There are pros and cons to filing a joint tax return which you should discuss with your tax advisor and your attorney. Generally, your tax burden will be lower although this will not always be the case depending on your respective incomes, deductions and credits. The main disadvantage of filing jointly is that both of you are jointly and severally liable for taxes on the return, including any tax deficiencies, interest and penalties. This exposure can be partially mitigated by executing a Tax Indemnification agreement discussed below. Also the IRS may allow relief to a spouse who files jointly. The three types of IRS relief (“innocent spouse,” “separation of liability” and “equitable relief”) are discussed in IRS publication 971.

My spouse said they would sign a joint return but they are now refusing to do so?

Spouses often use tax returns as a bargaining tool. Generally, a joint return can only be filed where both parties agree and both sign the return. 2. A court will not order unwilling spouses to file a joint return. 3. However, in rare circumstances the IRS will accept a joint return signed by only one spouse where there is evidence of a clear intent to file a joint return and the non-signing spouse does not file a separate return. 4.

Effect of filing status upon child and spousal support

In calculating guideline child and spousal support, the Court has to take into account “the annual net disposable income of each parent” which is computed by deducting from annual gross income, state and federal income tax liability after considering the appropriate filing status, all available exclusions, deductions, and credits. 5. Therefore, your filing status as “Married filing jointly,” “Separate” or “Married filing separately” will have an impact on the amount of support you pay or receive.
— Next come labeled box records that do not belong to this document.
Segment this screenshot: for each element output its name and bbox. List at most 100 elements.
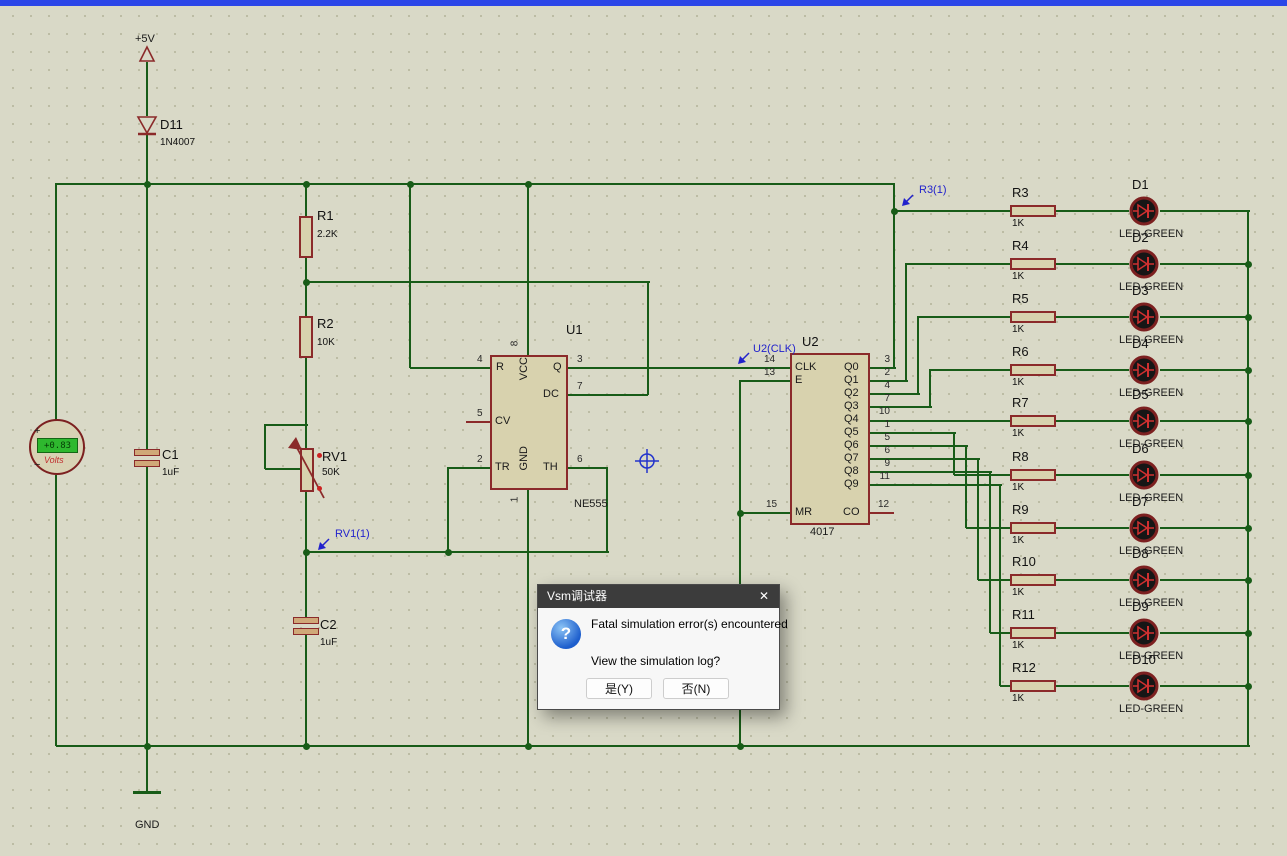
wire (1160, 263, 1250, 265)
led[interactable] (1128, 670, 1160, 702)
led[interactable] (1128, 354, 1160, 386)
pin-name: Q8 (844, 465, 859, 477)
wire (146, 467, 148, 746)
pin-name: Q0 (844, 361, 859, 373)
resistor[interactable] (1010, 415, 1056, 427)
capacitor-c2[interactable] (293, 628, 319, 635)
wire (989, 471, 991, 633)
pin-number: 4 (874, 380, 890, 391)
resistor-value: 2.2K (317, 229, 338, 240)
resistor[interactable] (1010, 680, 1056, 692)
close-icon[interactable]: ✕ (749, 585, 779, 608)
resistor-value: 1K (1012, 324, 1024, 335)
resistor[interactable] (1010, 574, 1056, 586)
pin-number: 11 (874, 471, 890, 482)
schematic-canvas[interactable]: +5V GND D11 1N4007 + − +0.83 Volts R1 2.… (0, 0, 1287, 856)
junction-dot (445, 549, 452, 556)
dialog-titlebar[interactable]: Vsm调试器 (538, 585, 779, 608)
junction-dot (144, 743, 151, 750)
pin-name: Q1 (844, 374, 859, 386)
resistor[interactable] (1010, 364, 1056, 376)
resistor-r1[interactable] (299, 216, 313, 258)
pin-number: 2 (477, 454, 483, 465)
junction-dot (1245, 472, 1252, 479)
wire (906, 263, 1010, 265)
led[interactable] (1128, 405, 1160, 437)
wire (527, 183, 529, 355)
pin-name: Q (553, 361, 562, 373)
junction-dot (1245, 314, 1252, 321)
pin-name: Q3 (844, 400, 859, 412)
junction-dot (1245, 525, 1252, 532)
wire (740, 512, 790, 514)
no-button[interactable]: 否(N) (663, 678, 729, 699)
resistor-ref: R1 (317, 208, 334, 223)
wire (56, 745, 1250, 747)
resistor-ref: R2 (317, 316, 334, 331)
resistor-r2[interactable] (299, 316, 313, 358)
vcc-terminal-icon[interactable] (138, 45, 156, 68)
wire (1055, 474, 1129, 476)
resistor[interactable] (1010, 205, 1056, 217)
wire (1055, 263, 1129, 265)
resistor[interactable] (1010, 469, 1056, 481)
resistor[interactable] (1010, 522, 1056, 534)
led-ref: D3 (1132, 283, 1149, 298)
wire (647, 281, 649, 395)
capacitor-c1[interactable] (134, 449, 160, 456)
capacitor-c2[interactable] (293, 617, 319, 624)
meter-unit-label: Volts (44, 455, 64, 465)
diode-value: 1N4007 (160, 137, 195, 148)
resistor-value: 1K (1012, 535, 1024, 546)
pin-number: 7 (874, 393, 890, 404)
wire (917, 316, 919, 394)
junction-dot (1245, 367, 1252, 374)
resistor[interactable] (1010, 627, 1056, 639)
pin-name: CLK (795, 361, 816, 373)
junction-dot (303, 181, 310, 188)
led[interactable] (1128, 459, 1160, 491)
resistor[interactable] (1010, 311, 1056, 323)
ground-terminal-icon[interactable] (133, 791, 161, 794)
capacitor-c1[interactable] (134, 460, 160, 467)
resistor-value: 1K (1012, 377, 1024, 388)
led[interactable] (1128, 248, 1160, 280)
wire (870, 420, 1010, 422)
led[interactable] (1128, 617, 1160, 649)
led[interactable] (1128, 564, 1160, 596)
pin-name: Q5 (844, 426, 859, 438)
meter-plus-sign: + (34, 425, 40, 437)
led[interactable] (1128, 512, 1160, 544)
led-part: LED-GREEN (1119, 545, 1183, 557)
pin-name: GND (518, 446, 530, 470)
yes-button[interactable]: 是(Y) (586, 678, 652, 699)
led-part: LED-GREEN (1119, 597, 1183, 609)
led-part: LED-GREEN (1119, 703, 1183, 715)
wire (56, 183, 895, 185)
pin-stub (870, 512, 894, 514)
diode-d11[interactable] (136, 114, 158, 143)
junction-dot (1245, 683, 1252, 690)
wire (305, 258, 307, 316)
led[interactable] (1128, 301, 1160, 333)
wire (265, 424, 308, 426)
wire (448, 467, 490, 469)
resistor[interactable] (1010, 258, 1056, 270)
wire (264, 424, 266, 469)
pot-value: 50K (322, 467, 340, 478)
wire (999, 484, 1001, 686)
diode-ref: D11 (160, 117, 183, 132)
resistor-ref: R3 (1012, 185, 1029, 200)
pin-name: E (795, 374, 802, 386)
led-part: LED-GREEN (1119, 438, 1183, 450)
meter-display: +0.83 (37, 438, 78, 453)
wire (410, 367, 490, 369)
led-ref: D1 (1132, 177, 1149, 192)
pin-number: 5 (874, 432, 890, 443)
led[interactable] (1128, 195, 1160, 227)
junction-dot (1245, 418, 1252, 425)
pin-number: 4 (477, 354, 483, 365)
vsm-debugger-dialog: Vsm调试器 ✕ ? Fatal simulation error(s) enc… (537, 584, 780, 710)
u1-ref: U1 (566, 322, 583, 337)
voltmeter[interactable]: + − +0.83 Volts (29, 419, 85, 475)
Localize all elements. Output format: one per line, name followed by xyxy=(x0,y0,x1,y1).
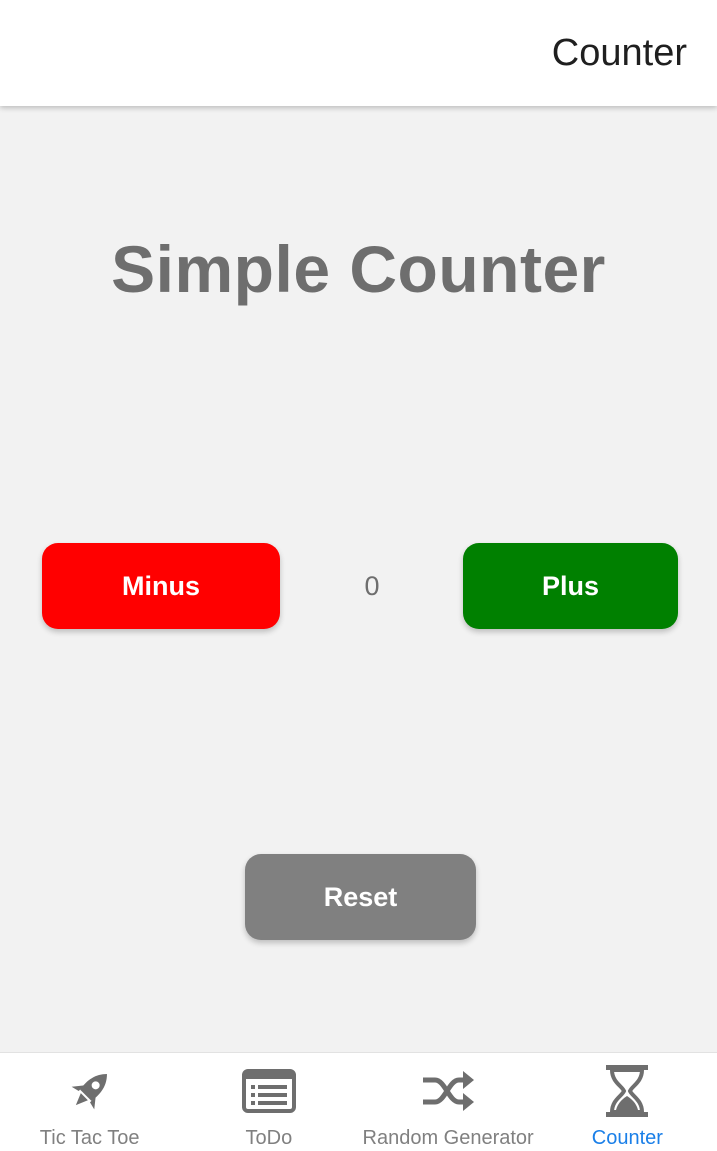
bottom-tab-bar: Tic Tac Toe ToDo Random Generator Counte… xyxy=(0,1052,717,1151)
list-icon xyxy=(241,1063,297,1119)
header-title: Counter xyxy=(551,32,687,74)
page-title: Simple Counter xyxy=(111,232,606,306)
tab-label: Tic Tac Toe xyxy=(39,1127,140,1149)
counter-screen: Simple Counter Minus 0 Plus Reset xyxy=(0,106,717,1052)
shuffle-icon xyxy=(420,1063,476,1119)
tab-tic-tac-toe[interactable]: Tic Tac Toe xyxy=(0,1053,179,1151)
minus-button[interactable]: Minus xyxy=(42,543,280,629)
reset-button[interactable]: Reset xyxy=(245,854,476,940)
tab-random-generator[interactable]: Random Generator xyxy=(359,1053,538,1151)
rocket-icon xyxy=(62,1063,118,1119)
tab-counter[interactable]: Counter xyxy=(538,1053,717,1151)
tab-todo[interactable]: ToDo xyxy=(179,1053,358,1151)
tab-label: ToDo xyxy=(245,1127,293,1149)
hourglass-icon xyxy=(599,1063,655,1119)
tab-label: Counter xyxy=(591,1127,663,1149)
counter-value: 0 xyxy=(364,570,380,601)
app-header: Counter xyxy=(0,0,717,106)
tab-label: Random Generator xyxy=(362,1127,534,1149)
plus-button[interactable]: Plus xyxy=(463,543,678,629)
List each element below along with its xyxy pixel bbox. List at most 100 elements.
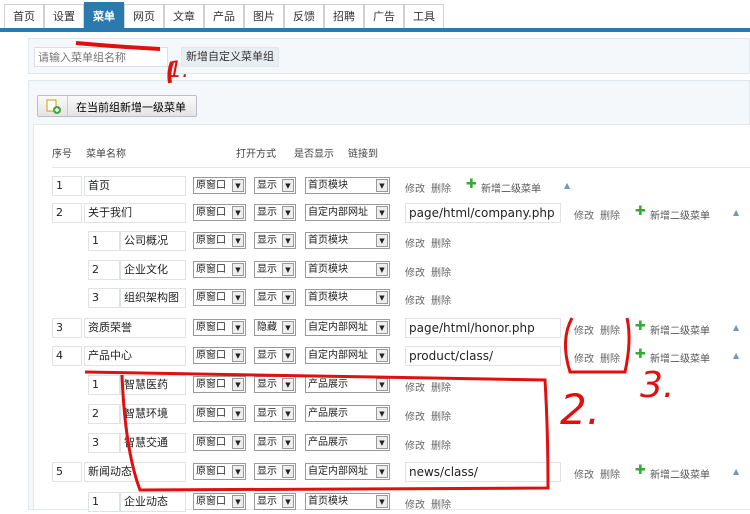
open-select[interactable]: 原窗口 ▼ bbox=[193, 289, 246, 306]
tab-8[interactable]: 招聘 bbox=[324, 4, 364, 28]
menu-name-input[interactable]: 企业动态 bbox=[120, 492, 186, 512]
edit-link[interactable]: 修改 bbox=[405, 292, 425, 307]
menu-name-input[interactable]: 组织架构图 bbox=[120, 288, 186, 308]
edit-link[interactable]: 修改 bbox=[574, 322, 594, 337]
delete-link[interactable]: 删除 bbox=[431, 264, 451, 279]
delete-link[interactable]: 删除 bbox=[431, 496, 451, 511]
edit-link[interactable]: 修改 bbox=[405, 408, 425, 423]
edit-link[interactable]: 修改 bbox=[405, 379, 425, 394]
link-select[interactable]: 自定内部网址 ▼ bbox=[305, 347, 390, 364]
edit-link[interactable]: 修改 bbox=[405, 437, 425, 452]
seq-input[interactable]: 3 bbox=[88, 433, 120, 453]
link-url-input[interactable]: product/class/ bbox=[405, 346, 561, 366]
show-select[interactable]: 显示 ▼ bbox=[254, 434, 296, 451]
link-select[interactable]: 产品展示 ▼ bbox=[305, 434, 390, 451]
edit-link[interactable]: 修改 bbox=[405, 235, 425, 250]
seq-input[interactable]: 2 bbox=[88, 260, 120, 280]
move-up-icon[interactable]: ▲ bbox=[733, 467, 739, 476]
show-select[interactable]: 显示 ▼ bbox=[254, 493, 296, 510]
tab-5[interactable]: 产品 bbox=[204, 4, 244, 28]
tab-2[interactable]: 菜单 bbox=[84, 2, 124, 28]
seq-input[interactable]: 1 bbox=[52, 176, 82, 196]
add-submenu-link[interactable]: 新增二级菜单 bbox=[650, 466, 710, 481]
tab-10[interactable]: 工具 bbox=[404, 4, 444, 28]
tab-1[interactable]: 设置 bbox=[44, 4, 84, 28]
tab-3[interactable]: 网页 bbox=[124, 4, 164, 28]
open-select[interactable]: 原窗口 ▼ bbox=[193, 177, 246, 194]
link-select[interactable]: 首页模块 ▼ bbox=[305, 261, 390, 278]
open-select[interactable]: 原窗口 ▼ bbox=[193, 405, 246, 422]
delete-link[interactable]: 删除 bbox=[431, 180, 451, 195]
edit-link[interactable]: 修改 bbox=[405, 180, 425, 195]
menu-name-input[interactable]: 关于我们 bbox=[84, 203, 186, 223]
delete-link[interactable]: 删除 bbox=[600, 466, 620, 481]
seq-input[interactable]: 3 bbox=[88, 288, 120, 308]
show-select[interactable]: 显示 ▼ bbox=[254, 204, 296, 221]
tab-6[interactable]: 图片 bbox=[244, 4, 284, 28]
add-submenu-link[interactable]: 新增二级菜单 bbox=[650, 350, 710, 365]
open-select[interactable]: 原窗口 ▼ bbox=[193, 232, 246, 249]
tab-9[interactable]: 广告 bbox=[364, 4, 404, 28]
menu-name-input[interactable]: 智慧交通 bbox=[120, 433, 186, 453]
link-select[interactable]: 产品展示 ▼ bbox=[305, 376, 390, 393]
edit-link[interactable]: 修改 bbox=[405, 264, 425, 279]
show-select[interactable]: 显示 ▼ bbox=[254, 289, 296, 306]
show-select[interactable]: 显示 ▼ bbox=[254, 177, 296, 194]
seq-input[interactable]: 4 bbox=[52, 346, 82, 366]
delete-link[interactable]: 删除 bbox=[431, 235, 451, 250]
delete-link[interactable]: 删除 bbox=[600, 350, 620, 365]
link-select[interactable]: 首页模块 ▼ bbox=[305, 232, 390, 249]
show-select[interactable]: 显示 ▼ bbox=[254, 261, 296, 278]
add-custom-menu-group-button[interactable]: 新增自定义菜单组 bbox=[181, 47, 279, 67]
delete-link[interactable]: 删除 bbox=[431, 437, 451, 452]
link-url-input[interactable]: page/html/company.php bbox=[405, 203, 561, 223]
show-select[interactable]: 显示 ▼ bbox=[254, 463, 296, 480]
tab-0[interactable]: 首页 bbox=[4, 4, 44, 28]
link-select[interactable]: 首页模块 ▼ bbox=[305, 177, 390, 194]
seq-input[interactable]: 5 bbox=[52, 462, 82, 482]
show-select[interactable]: 隐藏 ▼ bbox=[254, 319, 296, 336]
show-select[interactable]: 显示 ▼ bbox=[254, 232, 296, 249]
link-url-input[interactable]: page/html/honor.php bbox=[405, 318, 561, 338]
open-select[interactable]: 原窗口 ▼ bbox=[193, 261, 246, 278]
edit-link[interactable]: 修改 bbox=[574, 466, 594, 481]
move-up-icon[interactable]: ▲ bbox=[564, 181, 570, 190]
tab-7[interactable]: 反馈 bbox=[284, 4, 324, 28]
edit-link[interactable]: 修改 bbox=[405, 496, 425, 511]
open-select[interactable]: 原窗口 ▼ bbox=[193, 376, 246, 393]
open-select[interactable]: 原窗口 ▼ bbox=[193, 204, 246, 221]
seq-input[interactable]: 2 bbox=[52, 203, 82, 223]
delete-link[interactable]: 删除 bbox=[431, 408, 451, 423]
tab-4[interactable]: 文章 bbox=[164, 4, 204, 28]
delete-link[interactable]: 删除 bbox=[600, 322, 620, 337]
link-select[interactable]: 自定内部网址 ▼ bbox=[305, 204, 390, 221]
seq-input[interactable]: 1 bbox=[88, 231, 120, 251]
edit-link[interactable]: 修改 bbox=[574, 207, 594, 222]
link-select[interactable]: 首页模块 ▼ bbox=[305, 493, 390, 510]
menu-name-input[interactable]: 产品中心 bbox=[84, 346, 186, 366]
menu-name-input[interactable]: 智慧医药 bbox=[120, 375, 186, 395]
move-up-icon[interactable]: ▲ bbox=[733, 208, 739, 217]
link-select[interactable]: 自定内部网址 ▼ bbox=[305, 463, 390, 480]
edit-link[interactable]: 修改 bbox=[574, 350, 594, 365]
delete-link[interactable]: 删除 bbox=[431, 292, 451, 307]
delete-link[interactable]: 删除 bbox=[600, 207, 620, 222]
add-submenu-link[interactable]: 新增二级菜单 bbox=[650, 322, 710, 337]
open-select[interactable]: 原窗口 ▼ bbox=[193, 347, 246, 364]
link-select[interactable]: 自定内部网址 ▼ bbox=[305, 319, 390, 336]
menu-name-input[interactable]: 首页 bbox=[84, 176, 186, 196]
menu-name-input[interactable]: 新闻动态 bbox=[84, 462, 186, 482]
menu-name-input[interactable]: 公司概况 bbox=[120, 231, 186, 251]
menu-name-input[interactable]: 智慧环境 bbox=[120, 404, 186, 424]
add-top-level-menu-button[interactable]: 在当前组新增一级菜单 bbox=[37, 95, 197, 117]
open-select[interactable]: 原窗口 ▼ bbox=[193, 463, 246, 480]
open-select[interactable]: 原窗口 ▼ bbox=[193, 319, 246, 336]
seq-input[interactable]: 2 bbox=[88, 404, 120, 424]
show-select[interactable]: 显示 ▼ bbox=[254, 347, 296, 364]
add-submenu-link[interactable]: 新增二级菜单 bbox=[481, 180, 541, 195]
link-select[interactable]: 首页模块 ▼ bbox=[305, 289, 390, 306]
open-select[interactable]: 原窗口 ▼ bbox=[193, 434, 246, 451]
seq-input[interactable]: 1 bbox=[88, 492, 120, 512]
show-select[interactable]: 显示 ▼ bbox=[254, 376, 296, 393]
move-up-icon[interactable]: ▲ bbox=[733, 323, 739, 332]
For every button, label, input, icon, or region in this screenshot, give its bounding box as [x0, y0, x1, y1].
In one case, the California Court of Appeal overturned the trial court’s decision where guideline support had been incorrectly based on husband’s status as “Married filing jointly” instead of “Married filing separately.” 6. If the parties calculate guideline child and spousal support using a certified program such as “Dissomaster” and incorrectly input that the parties will be filing jointly when the Husband payor should have been filing as “Married filing separately” and the Wife as “Head of household,” the Husband may well end up paying less in child and spousal support because the program makes allowances for tax liability.